However, as the packaging and label industries grow even with the moderate 5 to 7% real GDP growth for the Indian economy that we expect – there are several overall trends that could even be described as cross-currents. Firstly, the economy has reached a level where even small growth matters for industry, especially for its consumer product segments since it is still a consumption-led economy. Secondly, there is more interest in our economy from global investors and manufacturers partly because we have reached a critical mass or size in consumption, and partly for other factors such as the need to diversify manufacturing supply chains from other parts of Asia.
The startup culture is also gaining traction. New organic, sustainable consumer products are also emerging which directly benefit labels and packaging. Cross currents are those of business or demand volatility which is normal from day to day but which has been accentuated during the last 22 to 23 months on a practically monthly, or quarterly basis. The positive side of volatility is that customers return and generally with erratic volumes and new demands. And this makes the more frequent (than earlier) shortages of raw materials such as label stocks a problem, because converters’ calculations and productivity go haywire.

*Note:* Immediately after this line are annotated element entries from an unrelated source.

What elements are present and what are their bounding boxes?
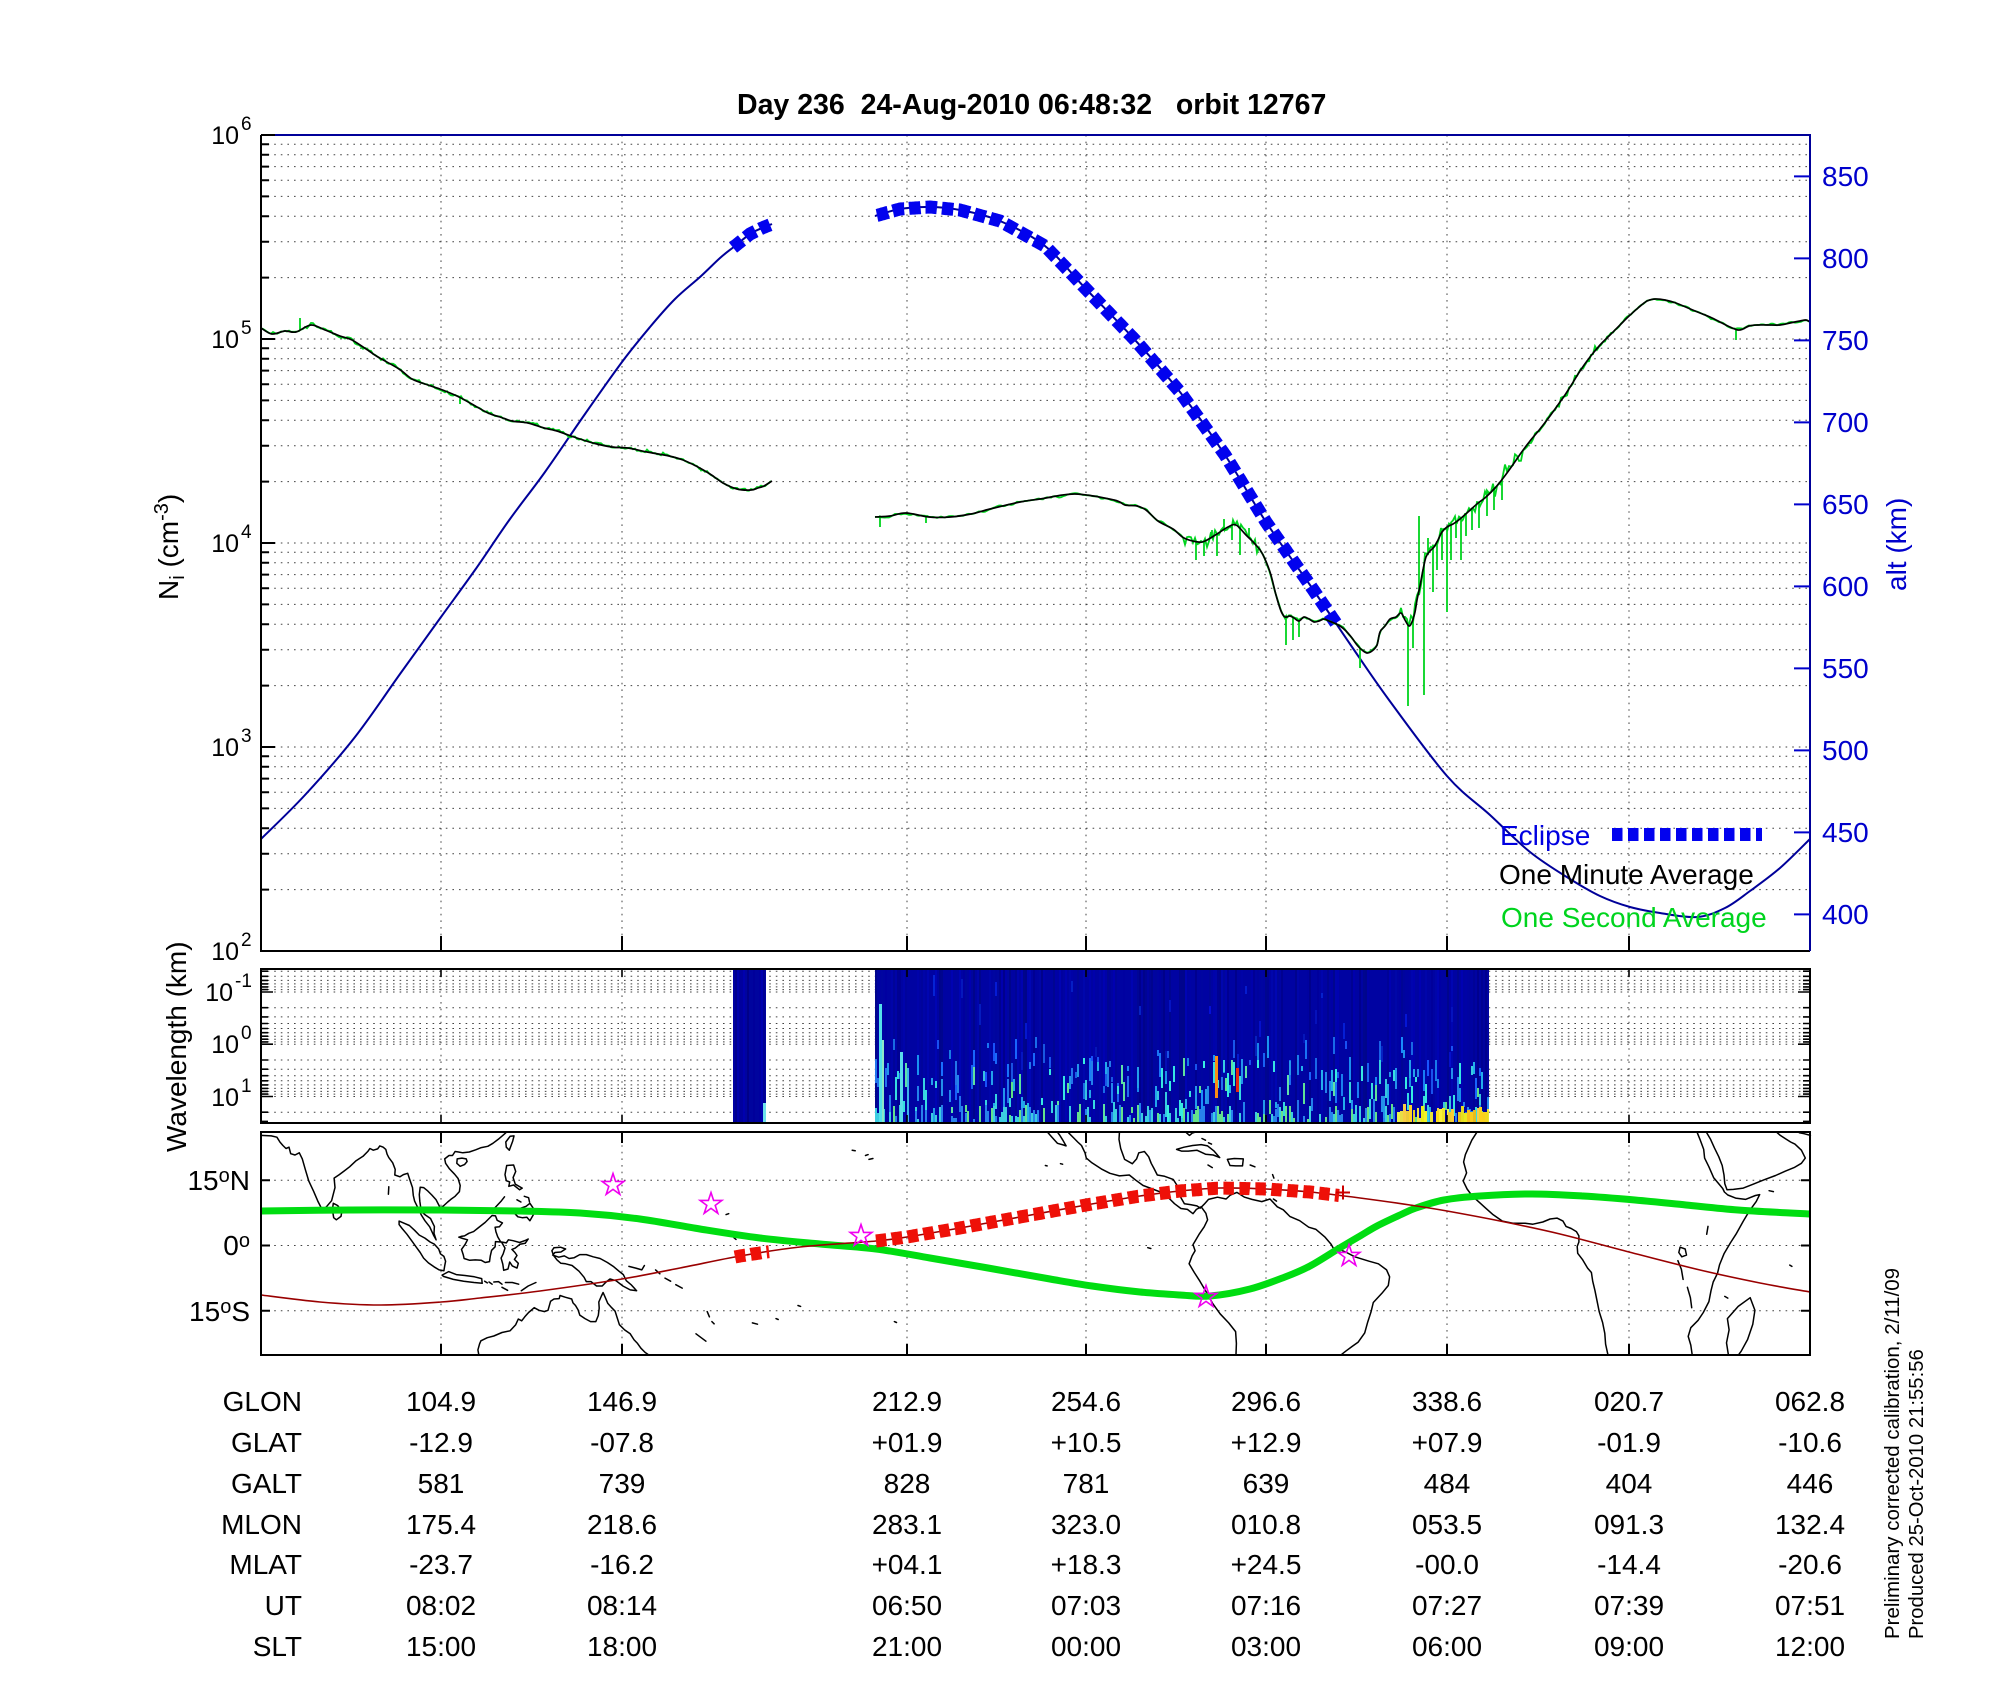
svg-text:06:00: 06:00: [1412, 1631, 1482, 1662]
svg-text:650: 650: [1822, 489, 1869, 520]
svg-text:4: 4: [241, 522, 252, 543]
svg-text:One Minute Average: One Minute Average: [1499, 859, 1754, 890]
svg-text:2: 2: [241, 930, 252, 951]
svg-text:550: 550: [1822, 653, 1869, 684]
svg-text:1: 1: [241, 1076, 252, 1097]
svg-text:Day 236 24-Aug-2010 06:48:32: Day 236 24-Aug-2010 06:48:32 orbit 12767: [737, 89, 1326, 121]
svg-text:-12.9: -12.9: [409, 1427, 473, 1458]
svg-text:850: 850: [1822, 161, 1869, 192]
svg-text:alt (km): alt (km): [1881, 498, 1912, 591]
svg-text:010.8: 010.8: [1231, 1509, 1301, 1540]
svg-text:-01.9: -01.9: [1597, 1427, 1661, 1458]
svg-text:03:00: 03:00: [1231, 1631, 1301, 1662]
svg-text:+10.5: +10.5: [1051, 1427, 1122, 1458]
svg-text:+04.1: +04.1: [872, 1549, 943, 1580]
svg-text:104.9: 104.9: [406, 1386, 476, 1417]
svg-text:-20.6: -20.6: [1778, 1549, 1842, 1580]
svg-text:UT: UT: [265, 1590, 302, 1621]
svg-text:SLT: SLT: [253, 1631, 302, 1662]
svg-text:639: 639: [1243, 1468, 1290, 1499]
svg-text:07:27: 07:27: [1412, 1590, 1482, 1621]
svg-text:21:00: 21:00: [872, 1631, 942, 1662]
svg-text:-23.7: -23.7: [409, 1549, 473, 1580]
svg-text:GALT: GALT: [231, 1468, 302, 1499]
svg-text:+24.5: +24.5: [1231, 1549, 1302, 1580]
svg-text:283.1: 283.1: [872, 1509, 942, 1540]
svg-text:053.5: 053.5: [1412, 1509, 1482, 1540]
svg-text:10: 10: [211, 326, 239, 354]
svg-text:15:00: 15:00: [406, 1631, 476, 1662]
svg-text:0: 0: [241, 1023, 252, 1044]
svg-text:484: 484: [1424, 1468, 1471, 1499]
svg-text:600: 600: [1822, 571, 1869, 602]
svg-text:739: 739: [599, 1468, 646, 1499]
svg-text:15oS: 15oS: [189, 1296, 250, 1327]
svg-text:020.7: 020.7: [1594, 1386, 1664, 1417]
svg-text:212.9: 212.9: [872, 1386, 942, 1417]
svg-text:091.3: 091.3: [1594, 1509, 1664, 1540]
svg-text:323.0: 323.0: [1051, 1509, 1121, 1540]
svg-text:10: 10: [211, 1031, 239, 1059]
svg-text:Produced 25-Oct-2010 21:55:56: Produced 25-Oct-2010 21:55:56: [1906, 1349, 1928, 1639]
svg-text:+12.9: +12.9: [1231, 1427, 1302, 1458]
svg-text:450: 450: [1822, 817, 1869, 848]
svg-text:07:03: 07:03: [1051, 1590, 1121, 1621]
svg-text:800: 800: [1822, 243, 1869, 274]
svg-text:338.6: 338.6: [1412, 1386, 1482, 1417]
svg-text:500: 500: [1822, 735, 1869, 766]
svg-text:5: 5: [241, 318, 252, 339]
svg-text:132.4: 132.4: [1775, 1509, 1845, 1540]
svg-text:18:00: 18:00: [587, 1631, 657, 1662]
svg-text:07:39: 07:39: [1594, 1590, 1664, 1621]
svg-text:828: 828: [884, 1468, 931, 1499]
svg-text:218.6: 218.6: [587, 1509, 657, 1540]
svg-text:781: 781: [1063, 1468, 1110, 1499]
svg-text:00:00: 00:00: [1051, 1631, 1121, 1662]
svg-text:07:16: 07:16: [1231, 1590, 1301, 1621]
svg-text:400: 400: [1822, 899, 1869, 930]
svg-text:12:00: 12:00: [1775, 1631, 1845, 1662]
svg-text:MLON: MLON: [221, 1509, 302, 1540]
svg-text:GLAT: GLAT: [231, 1427, 302, 1458]
svg-text:446: 446: [1787, 1468, 1834, 1499]
svg-text:+01.9: +01.9: [872, 1427, 943, 1458]
svg-text:581: 581: [418, 1468, 465, 1499]
svg-text:One Second Average: One Second Average: [1501, 902, 1767, 933]
svg-text:+07.9: +07.9: [1412, 1427, 1483, 1458]
svg-text:07:51: 07:51: [1775, 1590, 1845, 1621]
svg-text:10: 10: [211, 938, 239, 966]
svg-text:175.4: 175.4: [406, 1509, 476, 1540]
svg-text:-1: -1: [235, 971, 252, 992]
svg-text:MLAT: MLAT: [229, 1549, 302, 1580]
svg-text:08:14: 08:14: [587, 1590, 657, 1621]
svg-text:10: 10: [211, 530, 239, 558]
svg-text:404: 404: [1606, 1468, 1653, 1499]
svg-text:254.6: 254.6: [1051, 1386, 1121, 1417]
svg-text:296.6: 296.6: [1231, 1386, 1301, 1417]
svg-text:10: 10: [211, 122, 239, 150]
svg-text:10: 10: [211, 734, 239, 762]
svg-text:Eclipse: Eclipse: [1500, 820, 1590, 851]
svg-text:08:02: 08:02: [406, 1590, 476, 1621]
svg-text:062.8: 062.8: [1775, 1386, 1845, 1417]
svg-text:3: 3: [241, 726, 252, 747]
svg-text:6: 6: [241, 114, 252, 135]
svg-text:10: 10: [211, 1084, 239, 1112]
svg-text:-14.4: -14.4: [1597, 1549, 1661, 1580]
svg-text:+18.3: +18.3: [1051, 1549, 1122, 1580]
svg-text:-07.8: -07.8: [590, 1427, 654, 1458]
svg-text:06:50: 06:50: [872, 1590, 942, 1621]
svg-text:Wavelength (km): Wavelength (km): [161, 941, 192, 1152]
svg-text:700: 700: [1822, 407, 1869, 438]
svg-text:10: 10: [205, 979, 233, 1007]
svg-text:146.9: 146.9: [587, 1386, 657, 1417]
svg-text:09:00: 09:00: [1594, 1631, 1664, 1662]
svg-text:-00.0: -00.0: [1415, 1549, 1479, 1580]
svg-text:GLON: GLON: [223, 1386, 302, 1417]
svg-text:-16.2: -16.2: [590, 1549, 654, 1580]
svg-text:750: 750: [1822, 325, 1869, 356]
svg-text:-10.6: -10.6: [1778, 1427, 1842, 1458]
svg-text:Preliminary corrected calibrat: Preliminary corrected calibration, 2/11/…: [1881, 1268, 1904, 1639]
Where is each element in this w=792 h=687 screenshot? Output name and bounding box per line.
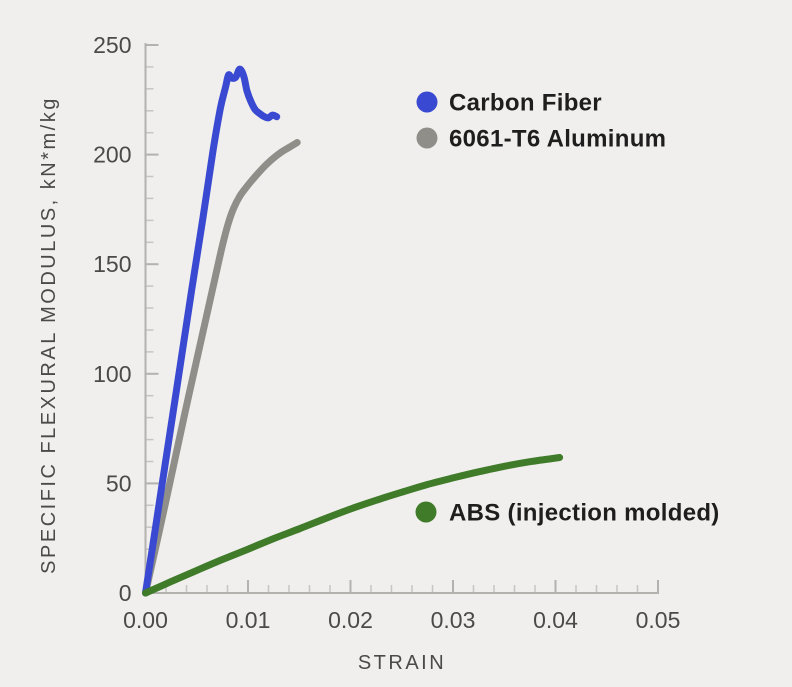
x-tick-label-0-02: 0.02 xyxy=(328,607,373,633)
legend-label-aluminum: 6061-T6 Aluminum xyxy=(449,126,666,153)
legend-item-carbon-fiber: Carbon Fiber xyxy=(416,90,602,117)
series-line-abs-injection-molded xyxy=(142,454,564,597)
y-tick-label-150: 150 xyxy=(93,251,131,277)
legend-dot-carbon-fiber xyxy=(416,91,438,113)
y-tick-label-250: 250 xyxy=(93,32,131,58)
legend-dot-abs xyxy=(415,501,437,523)
x-tick-label-0-03: 0.03 xyxy=(431,607,476,633)
x-tick-label-0-05: 0.05 xyxy=(636,607,681,633)
legend-label-carbon-fiber: Carbon Fiber xyxy=(449,90,602,117)
y-tick-label-50: 50 xyxy=(106,470,132,496)
series-line-6061-t6-aluminum xyxy=(142,139,301,597)
x-tick-label-0-01: 0.01 xyxy=(226,607,271,633)
series-lines xyxy=(142,65,564,597)
x-tick-label-0-00: 0.00 xyxy=(123,607,168,633)
y-axis-title: SPECIFIC FLEXURAL MODULUS, kN*m/kg xyxy=(38,96,60,574)
y-tick-label-0: 0 xyxy=(119,580,132,606)
x-axis-title: STRAIN xyxy=(358,652,446,674)
y-tick-label-200: 200 xyxy=(93,142,131,168)
legend-item-abs: ABS (injection molded) xyxy=(415,500,720,527)
axes-and-ticks: 0.00 0.01 0.02 0.03 0.04 0.05 0 50 100 150 200 250 xyxy=(93,32,680,633)
legend-item-aluminum: 6061-T6 Aluminum xyxy=(416,126,666,153)
legend-dot-aluminum xyxy=(416,127,438,149)
y-tick-label-100: 100 xyxy=(93,361,131,387)
legend-label-abs: ABS (injection molded) xyxy=(449,500,720,527)
series-line-carbon-fiber xyxy=(142,65,281,597)
x-tick-label-0-04: 0.04 xyxy=(533,607,578,633)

Several of these issues, trends and cross-currents become apparent when we visit and talk to a mix of label printers who may have active plans to challenge the everyday trends in the industry and others who are also growing but more modestly or incrementally. However, the overarching issues are similar for the wide range of converters. There are the newbies with or without deep pockets who may have entered the industry with locally manufactured or high-end imported label presses, to the biggies who are scaling up with good access to investors. And in the middle are the established players with three or four label presses who feel the price competition, skill shortages, demand volatility, the raw material prices and delays more intensely.